Any league, group, or organization must publish the return-to-play guidelines it will follow for safely returning to activity. Scrimmages and intra-squad competitions can resume for low-risk activities, but is discouraged if schools are not conducting some in-person learning.
No tournaments are allowed, and no spectators other than one parent/guardian/caregiver for each participant.
Moderate risk qualification involves having between 25 and 75 cases per 100,000 people over the last two weeks and a positivity rate below 5 percent. Competition can be held for both low and moderate-risk activities and sports in this standing. High-risk tournament and spectator limits still apply.
With cases below 25 per 100,000 and a positivity rate below 5 percent, counties enter the low-risk qualification. Activities can resume for all risk categories in this tier, including tournaments. Spectators are allowed to return following the safety measures from the Safe Start Plan.
Low-risk activities include: cross country, golf, sideline/no-contact cheerleading and dance, swimming and diving, tennis, and track and field. Moderate-risk activities now include: baseball, bowling, gymnastics, soccer, softball and volleyball. High-risk activities include: basketball, cheerleading and dance with contact, football and wrestling.

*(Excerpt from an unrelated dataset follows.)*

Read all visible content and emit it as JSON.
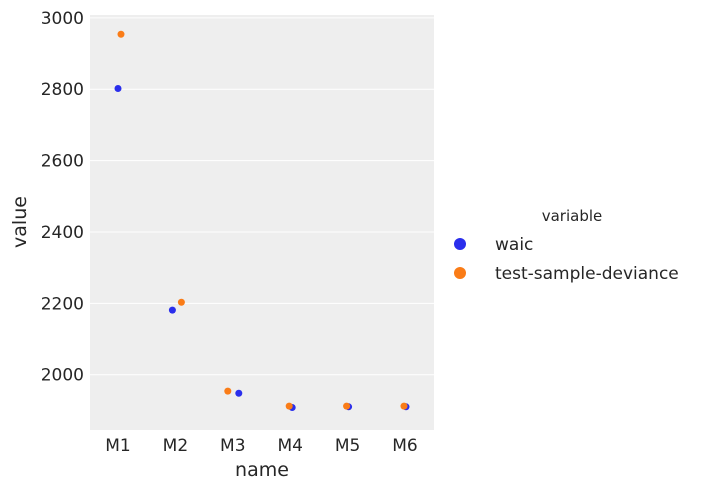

Warden High School Athletic Director Gary Brandt said he met with Warden School Superintendent David LaBounty and some coaches from the district after the recent guideline changes to discuss a plan for moving forward.
Brandt said the move started with getting the word out to coaches, and offering the chance for any interested program to begin making a plan for a return to action.
“Treat it like a summer 2.0,” Brandt said. “Nobody was required to do anything, but those that wished to were asked to review those guidelines, both general guidelines and sports-specific ones, carefully, and submit a plan for how they were going to conduct sessions under the new rules.”
Plans would then be passed on to Brandt, the school nurse and the district office to be approved. Five programs so far have submitted plans and are just waiting on approval from the district to begin activity.
He said he’s hoping teams can get things started by the end of the week. Students prepare to hopefully return soon to in-person classes in Warden, with the student body separated into two cohorts. Brandt said students from the two cohorts won’t be able to mix together for athletics activities at this time.
“We’re not going to mix those cohorts with these workouts until we get a little further down the line,” Brandt said. “I think it will be beneficial. If nothing else, I think the kids needed an opportunity to get out and move a little bit.”
He said he assumes there’s quite a few athletes that will need to catch up on conditioning after the extended time off. Both students and coaches have been catching up on getting training and medical forms finished up before activities begin again shortly.
Brandt said he has been keeping an eye on the COVID-19 numbers for the county, keeping track of how close we are to easing up restrictions. He said he’ll be meeting with the district league later this week for a discussion. Moving forward, he said, it is just a matter of monitoring the information and changes as they come down the pike.